On Thursday, 15th of November, the European AIDS Treatment Group hosted a meeting with members of HIV organisations from six European countries to discuss the launch of the study EHVA T001. This is a phase I/IIa clinical study to evaluate the effect and safety of three experimental strategies (a therapeutic vaccine, a broadly neutralizing antibody or the combination of both) upon control of HIV infection in people living with HIV who started antiretroviral treatment during chronic or acute infection.

Eleven advocates from France, Germany, Italy, Spain, Switzerland and UK attended the meeting together with five representatives from the EHVA consortium and 2 EATG staff members. Details of the trial protocol were presented by Felipe Garcia, from the Hospital Clinic in Barcelona. The study will involve about 88 participants in six European cities (Barcelona, Hamburg, Lausanne, London, Paris and Rome) who will randomised to receive either three vaccinations with two compounds – a DNA and an MVA vaccine – in a prime/boost approach, six infusion with the monoclonal antibody vedolizumab or both. This is the first time these two approaches are investigated in combination and therefore a tight visit scheduled is planned to closely monitor participants safety.

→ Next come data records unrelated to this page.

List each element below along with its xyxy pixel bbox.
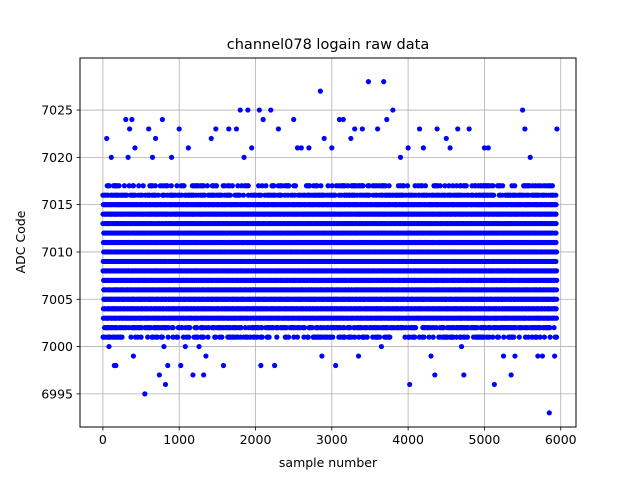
- data-point: [130, 183, 137, 189]
- data-point: [285, 334, 292, 340]
- data-point: [154, 334, 161, 340]
- data-point: [155, 192, 161, 198]
- data-point: [266, 334, 272, 340]
- data-point: [128, 334, 134, 340]
- data-point: [437, 183, 443, 189]
- data-point: [145, 334, 151, 340]
- data-point: [292, 183, 299, 189]
- data-point: [140, 183, 146, 189]
- data-point: [422, 183, 429, 189]
- data-point: [490, 334, 496, 340]
- data-point: [159, 334, 166, 340]
- data-point: [490, 183, 496, 189]
- data-point: [205, 334, 211, 340]
- data-point: [152, 183, 159, 189]
- data-point: [360, 183, 366, 189]
- data-point: [412, 334, 418, 340]
- data-point: [238, 325, 244, 331]
- data-point: [377, 334, 383, 340]
- data-point: [126, 183, 132, 189]
- data-point: [271, 183, 277, 189]
- data-point: [235, 183, 241, 189]
- data-point: [318, 183, 324, 189]
- data-point: [245, 183, 251, 189]
- data-point: [413, 325, 419, 331]
- data-point: [330, 334, 336, 340]
- data-point: [421, 334, 427, 340]
- data-point: [464, 334, 471, 340]
- data-point: [364, 334, 370, 340]
- data-point: [430, 334, 436, 340]
- data-point: [229, 183, 235, 189]
- data-point: [227, 192, 233, 198]
- data-point: [119, 334, 125, 340]
- data-point: [170, 334, 176, 340]
- data-point: [194, 325, 200, 331]
- data-point: [240, 192, 247, 198]
- data-point: [174, 183, 180, 189]
- data-point: [121, 183, 127, 189]
- data-point: [201, 192, 208, 198]
- data-points: [100, 79, 560, 416]
- data-point: [164, 183, 170, 189]
- data-point: [204, 183, 210, 189]
- data-point: [106, 183, 112, 189]
- data-point: [200, 183, 207, 189]
- data-point: [168, 183, 174, 189]
- data-point: [263, 183, 269, 189]
- data-point: [165, 334, 171, 340]
- data-point: [213, 183, 220, 189]
- data-point: [404, 183, 411, 189]
- data-point: [491, 192, 497, 198]
- data-point: [387, 334, 393, 340]
- data-point: [116, 183, 122, 189]
- data-point: [136, 183, 142, 189]
- data-point: [274, 334, 280, 340]
- data-point: [259, 334, 265, 340]
- data-point: [187, 325, 193, 331]
- data-point: [463, 183, 469, 189]
- data-point: [181, 183, 187, 189]
- data-point: [138, 334, 144, 340]
- data-point: [219, 334, 225, 340]
- data-point: [286, 183, 292, 189]
- data-point: [186, 334, 192, 340]
- data-point: [200, 334, 207, 340]
- data-point: [237, 192, 243, 198]
- data-point: [495, 334, 502, 340]
- data-point: [170, 325, 176, 331]
- data-point: [386, 183, 392, 189]
- data-point: [123, 192, 130, 198]
- data-point: [294, 334, 301, 340]
- data-point: [175, 334, 181, 340]
- data-point: [213, 334, 219, 340]
- data-point: [305, 334, 311, 340]
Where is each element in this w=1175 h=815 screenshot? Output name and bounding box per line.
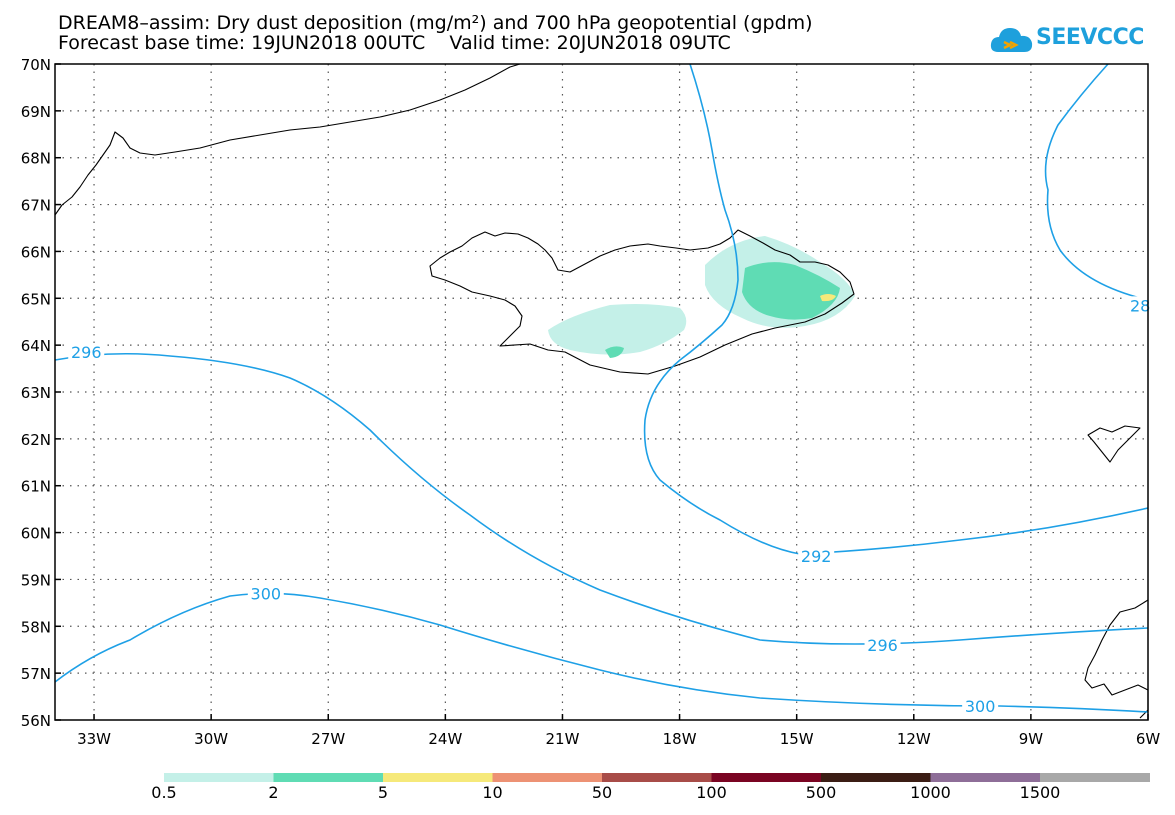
greenland-coastline bbox=[54, 63, 521, 216]
deposition-0.5-area bbox=[548, 304, 687, 355]
longitude-label: 9W bbox=[1019, 730, 1044, 748]
latitude-label: 64N bbox=[21, 337, 51, 355]
contour-label-bg bbox=[247, 584, 284, 603]
colorbar-segment bbox=[492, 773, 603, 782]
contour-300-line bbox=[54, 592, 1149, 713]
deposition-2-area bbox=[605, 346, 624, 358]
contour-label: 296 bbox=[867, 636, 898, 655]
cloud-icon bbox=[990, 28, 1033, 52]
axis-labels: 70N 69N 68N 67N 66N 65N 64N 63N 62N 61N 60N 59N 58N 5… bbox=[21, 56, 1161, 748]
colorbar-segment bbox=[602, 773, 712, 782]
map-title: DREAM8–assim: Dry dust deposition (mg/m²… bbox=[58, 12, 813, 34]
longitude-label: 15W bbox=[780, 730, 814, 748]
latitude-label: 57N bbox=[21, 665, 51, 683]
colorbar-legend bbox=[164, 773, 1150, 782]
longitude-label: 18W bbox=[663, 730, 697, 748]
latitude-label: 70N bbox=[21, 56, 51, 74]
latitude-label: 68N bbox=[21, 150, 51, 168]
deposition-5-area bbox=[820, 294, 836, 302]
contour-label-bg bbox=[962, 696, 999, 715]
faroe-islands-coastline bbox=[1087, 425, 1141, 463]
logo-text: SEEVCCC bbox=[1036, 25, 1144, 50]
contour-label: 292 bbox=[801, 547, 832, 566]
colorbar-label: 5 bbox=[377, 783, 389, 802]
colorbar-label: 500 bbox=[805, 783, 837, 802]
plot-frame bbox=[54, 63, 1149, 721]
latitude-label: 65N bbox=[21, 290, 51, 308]
colorbar-label: 10 bbox=[482, 783, 503, 802]
latitude-label: 63N bbox=[21, 384, 51, 402]
latitude-label: 62N bbox=[21, 431, 51, 449]
longitude-label: 21W bbox=[546, 730, 580, 748]
contour-label-bg bbox=[1127, 296, 1154, 315]
longitude-label: 27W bbox=[311, 730, 345, 748]
contour-labels: 296 292 296 300 300 28 bbox=[68, 296, 1154, 716]
latitude-label: 58N bbox=[21, 618, 51, 636]
contour-label: 300 bbox=[965, 697, 996, 716]
colorbar-segment bbox=[1040, 773, 1150, 782]
longitude-label: 33W bbox=[77, 730, 111, 748]
map-subtitle: Forecast base time: 19JUN2018 00UTC Vali… bbox=[58, 32, 731, 54]
colorbar-segment bbox=[711, 773, 822, 782]
longitude-label: 6W bbox=[1136, 730, 1161, 748]
contour-label-bg bbox=[68, 343, 105, 362]
colorbar-label: 1500 bbox=[1019, 783, 1061, 802]
contour-label: 300 bbox=[251, 584, 282, 603]
lat-lon-grid bbox=[55, 64, 1148, 720]
colorbar-label: 100 bbox=[696, 783, 727, 802]
contour-label-bg bbox=[798, 547, 835, 565]
contour-292-line bbox=[643, 63, 1149, 555]
colorbar-label: 0.5 bbox=[151, 783, 177, 802]
longitude-label: 30W bbox=[194, 730, 228, 748]
colorbar-segment bbox=[273, 773, 384, 782]
longitude-label: 24W bbox=[428, 730, 462, 748]
colorbar-segment bbox=[164, 773, 274, 782]
latitude-label: 59N bbox=[21, 571, 51, 589]
dust-deposition-shading bbox=[548, 236, 855, 358]
latitude-label: 67N bbox=[21, 197, 51, 215]
colorbar-segment bbox=[930, 773, 1041, 782]
geopotential-contours bbox=[54, 63, 1149, 713]
latitude-label: 56N bbox=[21, 712, 51, 730]
colorbar-label: 2 bbox=[268, 783, 279, 802]
scotland-coastline bbox=[1084, 599, 1149, 719]
contour-296-line bbox=[54, 352, 1149, 645]
deposition-2-area bbox=[742, 262, 840, 320]
contour-label: 28 bbox=[1130, 296, 1150, 315]
colorbar-segment bbox=[383, 773, 493, 782]
colorbar-label: 50 bbox=[591, 783, 613, 802]
contour-label-bg bbox=[864, 636, 901, 655]
latitude-label: 66N bbox=[21, 243, 51, 261]
latitude-label: 69N bbox=[21, 103, 51, 121]
contour-288-line bbox=[1044, 63, 1149, 301]
iceland-coastline bbox=[429, 229, 855, 375]
coastlines bbox=[54, 63, 1149, 719]
contour-label: 296 bbox=[71, 343, 102, 362]
longitude-label: 12W bbox=[897, 730, 931, 748]
seevccc-logo: SEEVCCC bbox=[990, 22, 1144, 58]
colorbar-label: 1000 bbox=[910, 783, 951, 802]
latitude-label: 61N bbox=[21, 478, 51, 496]
colorbar-segment bbox=[821, 773, 931, 782]
latitude-label: 60N bbox=[21, 525, 51, 543]
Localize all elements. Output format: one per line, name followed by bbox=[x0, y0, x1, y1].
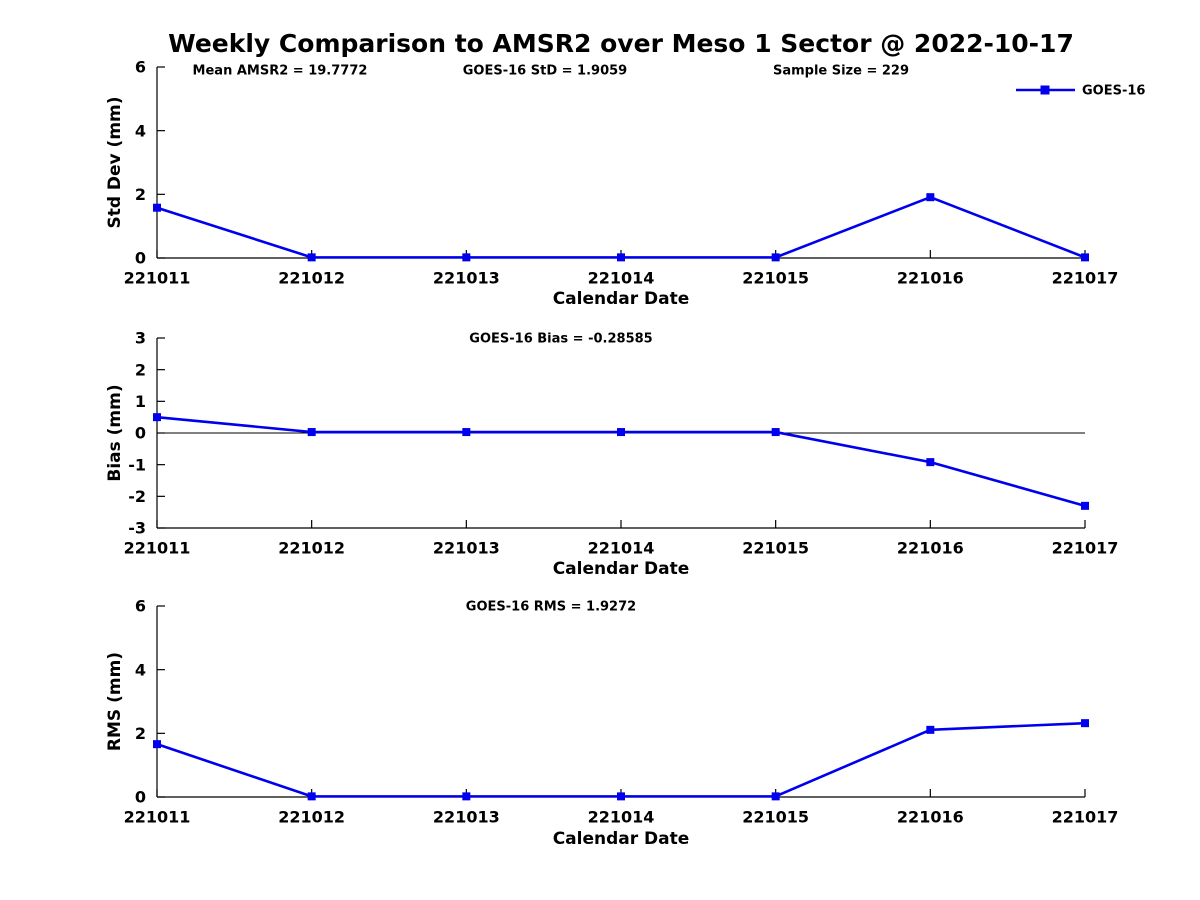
rms-marker-221017 bbox=[1081, 719, 1089, 728]
bias-marker-221012 bbox=[307, 428, 316, 437]
bias-y-tick-label: -2 bbox=[128, 487, 146, 506]
std-dev-x-axis-label: Calendar Date bbox=[553, 289, 690, 309]
rms-x-tick-label: 221012 bbox=[278, 808, 345, 827]
std-dev-x-tick-label: 221011 bbox=[124, 269, 191, 288]
bias-x-tick-label: 221015 bbox=[742, 539, 809, 558]
figure-title: Weekly Comparison to AMSR2 over Meso 1 S… bbox=[168, 29, 1074, 58]
std-dev-marker-221015 bbox=[771, 253, 780, 262]
bias-y-tick-label: 3 bbox=[135, 329, 146, 348]
rms-x-tick-label: 221013 bbox=[433, 808, 500, 827]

Sheena McCormack and Denise Ward, from University College London, illustrated the materials that have been prepared to inform those who volunteer to participate into the study. The Patient Information Sheet (PIS) have been developed with contribution from several advocates from EATG and other organisations. Nevertheless, as any trial investigating new interventions which could potentially lead to controlling HIV infection without continuous antiretroviral treatment (a condition often named “functional cure”), the EHVA T001 study involves frequent visits and some complicated procedures. All the meeting participants agreed that there is a strong need to explain everything in detail to those interested in participating: any aspect of the trial must be clarified, using a simple language that can be easily understood and that is respectful of the identity and story of those participating. If the official PIS is not enough in addressing this needs, other strategies can be put in place: study participants may be invited to group meetings where they can ask question and receive updates, or face to face conversation with other advocates could help them raising the questions they could feel uncomfortable asking to the doctors. All these strategies can be taken into consideration based on the specific needs in each study site and from each single participant.

Christel Protiére from University of Marseille illustrated the questionnaires that study participants will be asked to fill in in order to collect information about their motivations and expectations and how these evolve during time. Also, the questionnaires will try to assess how well participants understood the risks and benefits associated with study participation and especially with analytical treatment interruption (ATI), and how they perceived their experience during the study.

Karoline Noworyta from IAVI explained what has been planned to adequately disseminate communication about the trial. The project website  can be seen as a central point in the communication strategy: meeting participants were asked for suggestions about content and tools that could be published on the website to improve it. It was suggested to have a document with some of the most frequently asked questions and relative answers that could help clarify some of the major aspects of the study.

Advocates who attended the meeting discussed with EATG representatives what role they can play in the trial conduct. The main concern is that those who are interested in participating into the trial can understand what is expected by them, what are the potential risks and that it is unlikely that they will receive any direct clinical benefit from participating into the study. Given the diversity of each local situation and the need to respond to personal participants questions, it was agreed that each group will liaise with local site investigators to discuss the initiative that can be put in place to support those who are interested into participating into the trial and trial participants themselves. The EATG, as community partner of the EHVA consortium, will coordinate any effort and provide support.